Bukan hanya gambar-gambar indah, penggalan perenungan, pertanyaan-pertanyaan serta pendapat Pi, seolah mengandung cahaya! Disaat Pi mengajukan pertanyaan, dia dihadapkan pada suatu kondisi yang memandunya menemukan jawaban. Disaat Pi merenungkan hidupnya ia menemukan kebijaksanaan. Jika hidup adalah sebuah perjalanan spiritual, maka Life of Pi adalah perjalanan menemukan 'keberadaan' Tuhan.
Menyaksikan Life of Pi kita seperti disadarkan "Sebenarnya ketika kondisi telah mencapai titik terendah, Tuhan hadir atau tidak?".

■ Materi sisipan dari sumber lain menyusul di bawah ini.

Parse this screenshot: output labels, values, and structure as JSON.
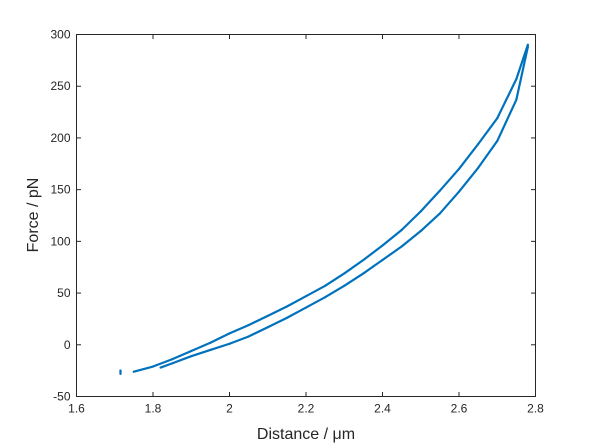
{
  "chart_data": {
    "type": "line",
    "title": "",
    "xlabel": "Distance / μm",
    "ylabel": "Force / pN",
    "xlim": [
      1.6,
      2.8
    ],
    "ylim": [
      -50,
      300
    ],
    "xticks": [
      "1.6",
      "1.8",
      "2",
      "2.2",
      "2.4",
      "2.6",
      "2.8"
    ],
    "yticks": [
      "-50",
      "0",
      "50",
      "100",
      "150",
      "200",
      "250",
      "300"
    ],
    "grid": false,
    "legend": "none",
    "line_color": "#0072BD",
    "series": [
      {
        "x": [
          1.75,
          1.8,
          1.85,
          1.9,
          1.95,
          2.0,
          2.05,
          2.1,
          2.15,
          2.2,
          2.25,
          2.3,
          2.35,
          2.4,
          2.45,
          2.5,
          2.55,
          2.6,
          2.65,
          2.7,
          2.75,
          2.78
        ],
        "values": [
          -26,
          -21,
          -14,
          -6,
          2,
          11,
          19,
          28,
          37,
          47,
          57,
          69,
          82,
          96,
          111,
          129,
          149,
          170,
          194,
          219,
          257,
          290
        ]
      },
      {
        "x": [
          1.82,
          1.85,
          1.9,
          1.95,
          2.0,
          2.05,
          2.1,
          2.15,
          2.2,
          2.25,
          2.3,
          2.35,
          2.4,
          2.45,
          2.5,
          2.55,
          2.6,
          2.65,
          2.7,
          2.75,
          2.78
        ],
        "values": [
          -22,
          -18,
          -11,
          -5,
          1,
          8,
          17,
          26,
          36,
          46,
          57,
          69,
          82,
          95,
          110,
          127,
          148,
          171,
          197,
          237,
          288
        ]
      },
      {
        "x": [
          1.715,
          1.715
        ],
        "values": [
          -28,
          -25
        ]
      }
    ]
  }
}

Pertunjukan mental tingkat tinggi
Inti cerita dimulai saat kapal kargo yang dinaiki Pi tenggelam di laut pasifik. Yang masih selamat adalah Pi bersama seekor harimau bengali, seekor zebra, seekor hyena dan seekor orang utan. Satu persatu hewan-hewan itu mati dan yang tersisa hanya Pi dan Richard Parker, si harimau bengali yang ganas.
Kondisi hari ke hari Pi sangat jauh dari aman. Setiap saat ia harus tetap terjaga agar tidak dimangsa oleh sang harimau. Perjuangan Pi melawan rasa kehilangan, kesepian, kesedihan, ketakutan, kemarahan dan ingatan-ingatannya pada sang kekasih digambarkan dengan sempurna. Disini pertunjukan mental tingkat tinggi sebenarnya. Diantara hidup dan mati, diantara keluasan samudera -yang ujungnya entah ada dimana-, diantara keterbatasan sumber daya, minimnya pertolongan, keganasan alam, Pi memutuskan untuk tetap melanjutkan hidupnya, berharap suatu saat nanti, entah kapan dan dimana ia bisa berkumpul lagi dengan keluarganya. "Above all don't lose hope" ucapnya berulang-ulang.

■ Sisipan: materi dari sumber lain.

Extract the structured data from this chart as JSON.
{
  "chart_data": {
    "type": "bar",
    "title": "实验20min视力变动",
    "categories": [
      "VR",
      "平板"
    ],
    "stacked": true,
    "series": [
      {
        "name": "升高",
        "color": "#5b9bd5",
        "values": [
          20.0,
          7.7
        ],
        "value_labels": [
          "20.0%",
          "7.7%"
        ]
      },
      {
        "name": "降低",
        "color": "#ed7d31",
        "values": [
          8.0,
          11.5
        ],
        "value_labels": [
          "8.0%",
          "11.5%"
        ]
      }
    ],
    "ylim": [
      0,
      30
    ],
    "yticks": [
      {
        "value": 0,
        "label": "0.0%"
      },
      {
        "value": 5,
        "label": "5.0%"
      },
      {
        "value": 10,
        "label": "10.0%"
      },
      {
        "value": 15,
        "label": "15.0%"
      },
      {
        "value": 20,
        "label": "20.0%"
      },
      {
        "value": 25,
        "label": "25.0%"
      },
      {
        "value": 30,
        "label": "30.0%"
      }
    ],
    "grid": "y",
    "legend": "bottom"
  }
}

Keyakinan, mungkin itu gambaran utuh hidup Pi. "After all you cannot know the strength of faith until it has been tested" ujar Pi. Ya keyakinan itu tidak berada pada buku teks sekolah, atau tersimpan rapi sebagai tulisan di dalam kitab suci, melainkan suatu sikap mental. Bagaimanapun keyakinan adalah ujian. Selama 277 hari terombang ambing di permukaan samudera yang ganas juga harimau yang tak kalah ganas, namun mampu bertahan dan akhirnya berlabuh di Meksiko tak menyurutkan keyakinan Pi, bahkan terus bertambah kuat. Tuhan Maha Melihat.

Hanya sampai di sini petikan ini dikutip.